Changes in mRNA stability provide a second mechanism for regulating the levels of receptor expression in tissues. The preovulatory surge in LH decreases levels of ERβ mRNA in granulosa cells of rat preovulatory follicles. This decrease in ERβ mRNA is due to a decrease in the half-life of the message from approximately 18 to 5 hours, rather than a decrease in transcription of the ERβ gene. Moreover, the LH-induced decline in steady-state levels of ERβ mRNA is mimicked by forskolin, indicating that LH signaling occurs through the activation of adenylyl cyclase and the generation of cyclic adenosine monophosphate (cAMP). Interestingly, a similar effect was also seen with the protein kinase C (PKC) activator phorbol myristoyl acetate (PMA). The stability of ERα mRNA is also regulated in the Michigan Cancer Foundation-7 (MCF-7) breast cancer cell immortalized line. In these cells, 17β-estradiol decreases the half-life of ERα mRNA from 4 hours to 40 minutes by increasing the ribonuclease activity associated with polyribosomes. In contrast, 17β-estradiol upregulates ERα mRNA in the endometrium by selectively increasing message half-life from 9 to 24 hours. These studies demonstrate hormone- and tissue-specific effects on the stability of steroid receptor mRNA.
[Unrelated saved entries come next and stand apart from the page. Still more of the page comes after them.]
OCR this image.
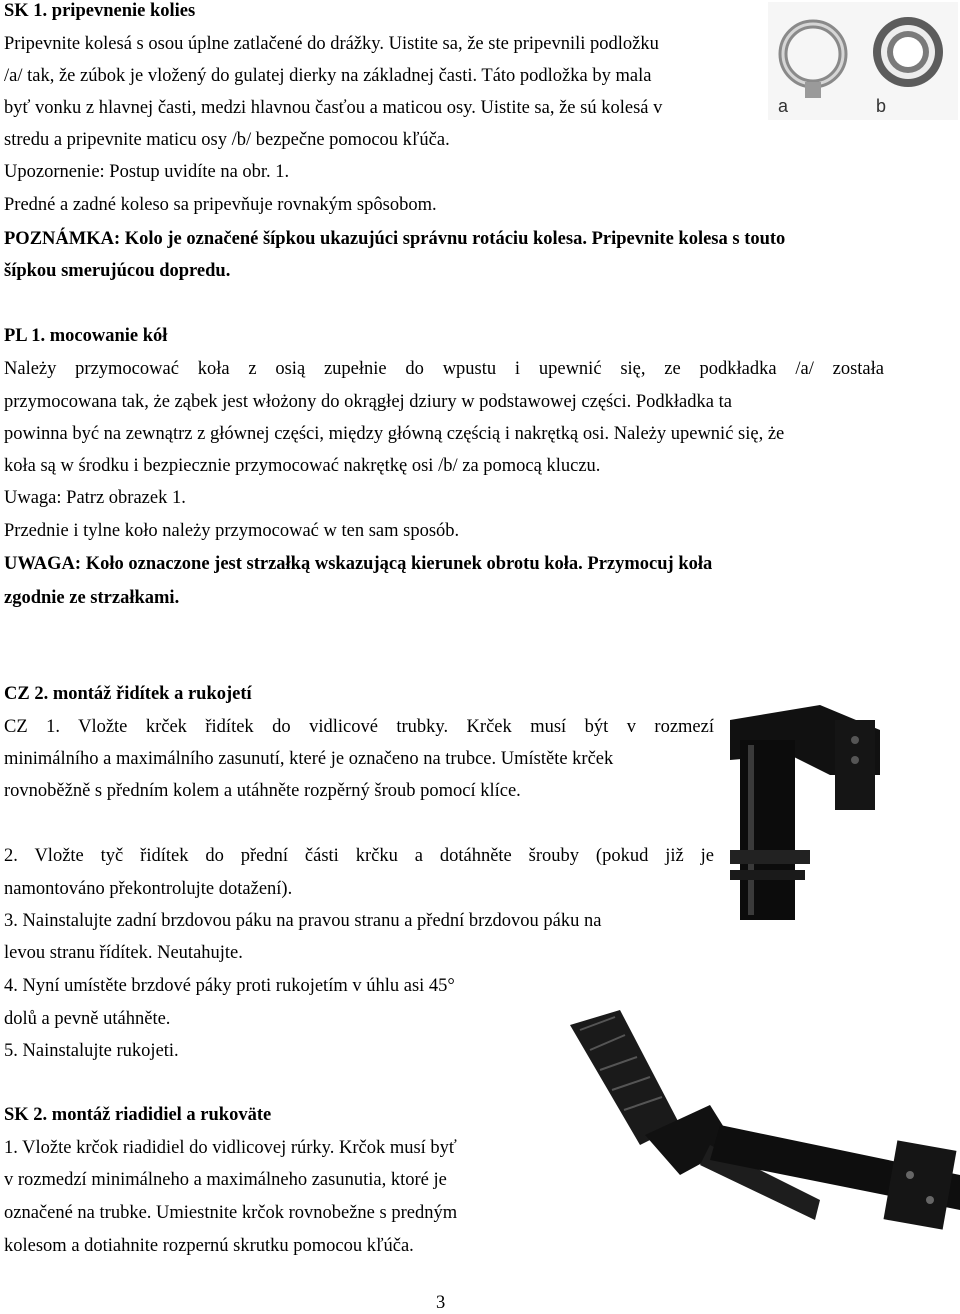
SK 1. pripevnenie kolies
Pripevnite kolesá s osou úplne zatlačené do drážky. Uistite sa, že ste pripevnili podložku
/a/ tak, že zúbok je vložený do gulatej dierky na základnej časti. Táto podložka by mala
byť vonku z hlavnej časti, medzi hlavnou časťou a maticou osy. Uistite sa, že sú kolesá v
stredu a pripevnite maticu osy /b/ bezpečne pomocou kľúča.
Upozornenie: Postup uvidíte na obr. 1.
Predné a zadné koleso sa pripevňuje rovnakým spôsobom.
POZNÁMKA: Kolo je označené šípkou ukazujúci správnu rotáciu kolesa. Pripevnite kolesa s touto
šípkou smerujúcou dopredu.
a	b
PL 1. mocowanie kół
Należy przymocować koła z osią zupełnie do wpustu i upewnić się, ze podkładka /a/ została
przymocowana tak, że ząbek jest włożony do okrągłej dziury w podstawowej części. Podkładka ta
powinna być na zewnątrz z głównej części, między główną częścią i nakrętką osi. Należy upewnić się, że
koła są w środku i bezpiecznie przymocować nakrętkę osi /b/ za pomocą kluczu.
Uwaga: Patrz obrazek 1.
Przednie i tylne koło należy przymocować w ten sam sposób.
UWAGA: Koło oznaczone jest strzałką wskazującą kierunek obrotu koła. Przymocuj koła
zgodnie ze strzałkami.
CZ 2. montáž řidítek a rukojetí
CZ 1. Vložte krček řidítek do vidlicové trubky. Krček musí být v rozmezí
minimálního a maximálního zasunutí, které je označeno na trubce. Umístěte krček
rovnoběžně s předním kolem a utáhněte rozpěrný šroub pomocí klíce.
2. Vložte tyč řidítek do přední části krčku a dotáhněte šrouby (pokud již je
namontováno překontrolujte dotažení).
3. Nainstalujte zadní brzdovou páku na pravou stranu a přední brzdovou páku na
levou stranu řídítek. Neutahujte.
4. Nyní umístěte brzdové páky proti rukojetím v úhlu asi 45°
dolů a pevně utáhněte.
5. Nainstalujte rukojeti.
SK 2. montáž riadidiel a rukoväte
1. Vložte krčok riadidiel do vidlicovej rúrky. Krčok musí byť
v rozmedzí minimálneho a maximálneho zasunutia, ktoré je
označené na trubke. Umiestnite krčok rovnobežne s predným
kolesom a dotiahnite rozpernú skrutku pomocou kľúča.
3
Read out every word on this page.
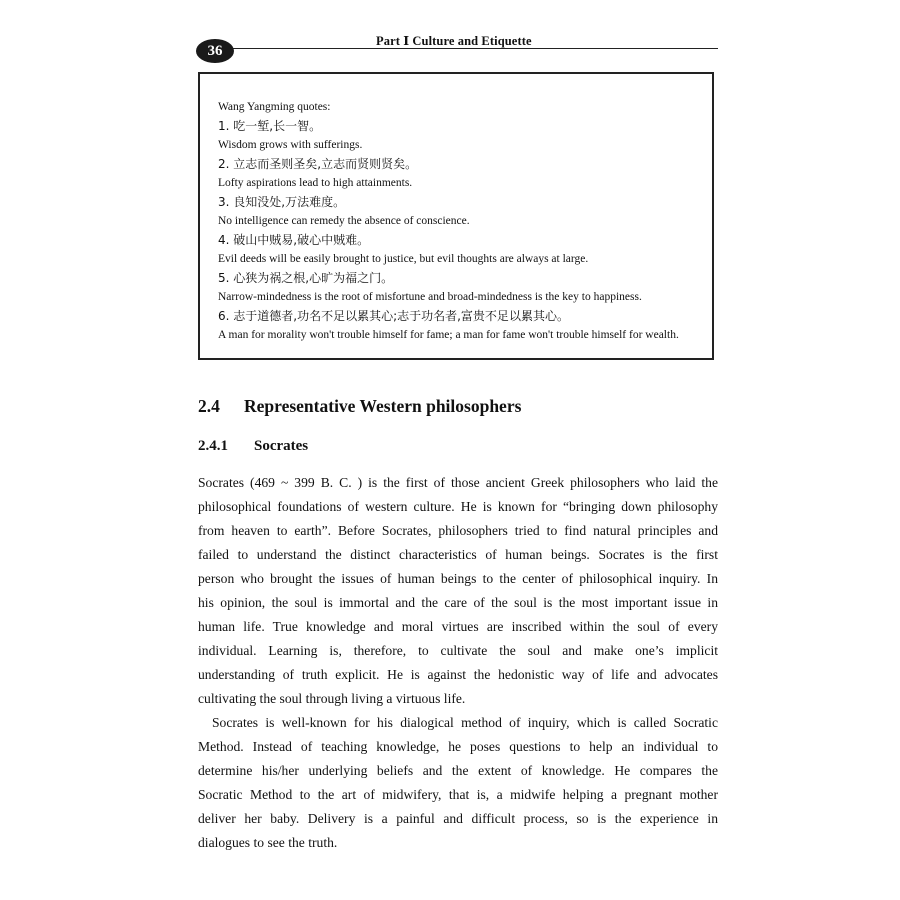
36
Part Ⅰ Culture and Etiquette
Wang Yangming quotes:
1. 吃一堑,长一智。
Wisdom grows with sufferings.
2. 立志而圣则圣矣,立志而贤则贤矣。
Lofty aspirations lead to high attainments.
3. 良知没处,万法难度。
No intelligence can remedy the absence of conscience.
4. 破山中贼易,破心中贼难。
Evil deeds will be easily brought to justice, but evil thoughts are always at large.
5. 心狭为祸之根,心旷为福之门。
Narrow-mindedness is the root of misfortune and broad-mindedness is the key to happiness.
6. 志于道德者,功名不足以累其心;志于功名者,富贵不足以累其心。
A man for morality won't trouble himself for fame; a man for fame won't trouble himself for wealth.
2.4 Representative Western philosophers
2.4.1 Socrates
Socrates (469 ~ 399 B. C. ) is the first of those ancient Greek philosophers who laid the
philosophical foundations of western culture. He is known for “bringing down philosophy
from heaven to earth”. Before Socrates, philosophers tried to find natural principles and
failed to understand the distinct characteristics of human beings. Socrates is the first
person who brought the issues of human beings to the center of philosophical inquiry. In
his opinion, the soul is immortal and the care of the soul is the most important issue in
human life. True knowledge and moral virtues are inscribed within the soul of every
individual. Learning is, therefore, to cultivate the soul and make one’s implicit
understanding of truth explicit. He is against the hedonistic way of life and advocates
cultivating the soul through living a virtuous life.
Socrates is well-known for his dialogical method of inquiry, which is called Socratic
Method. Instead of teaching knowledge, he poses questions to help an individual to
determine his/her underlying beliefs and the extent of knowledge. He compares the
Socratic Method to the art of midwifery, that is, a midwife helping a pregnant mother
deliver her baby. Delivery is a painful and difficult process, so is the experience in
dialogues to see the truth.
Another well-established mechanism for steroid receptor regulation occurs at the protein level. Treatment with a given steroid generally results in a time-dependent decrease in the level of its cognate receptor in a process called homologous downregulation. Accordingly, a decrease in receptor levels usually results in desensitization to subsequent treatment with the same steroid. Receptor degradation occurs by targeting of the receptor into the ubiquitin–proteasome pathway. The effects of proteasome inhibition on steroid hormone action clearly need further study because there are paradoxical effects on receptor levels and receptor function. Whereas GR accumulation by proteasome inhibition leads to increased transcriptional activity of the receptor, proteasome inhibition of ER and PR degradation results in a decrease in hormone-induced transcription. In sum, regulation of steroid receptor expression occurs at multiple levels from gene transcription to mRNA stability to degradation of the mature protein ( Fig. 5.5 ).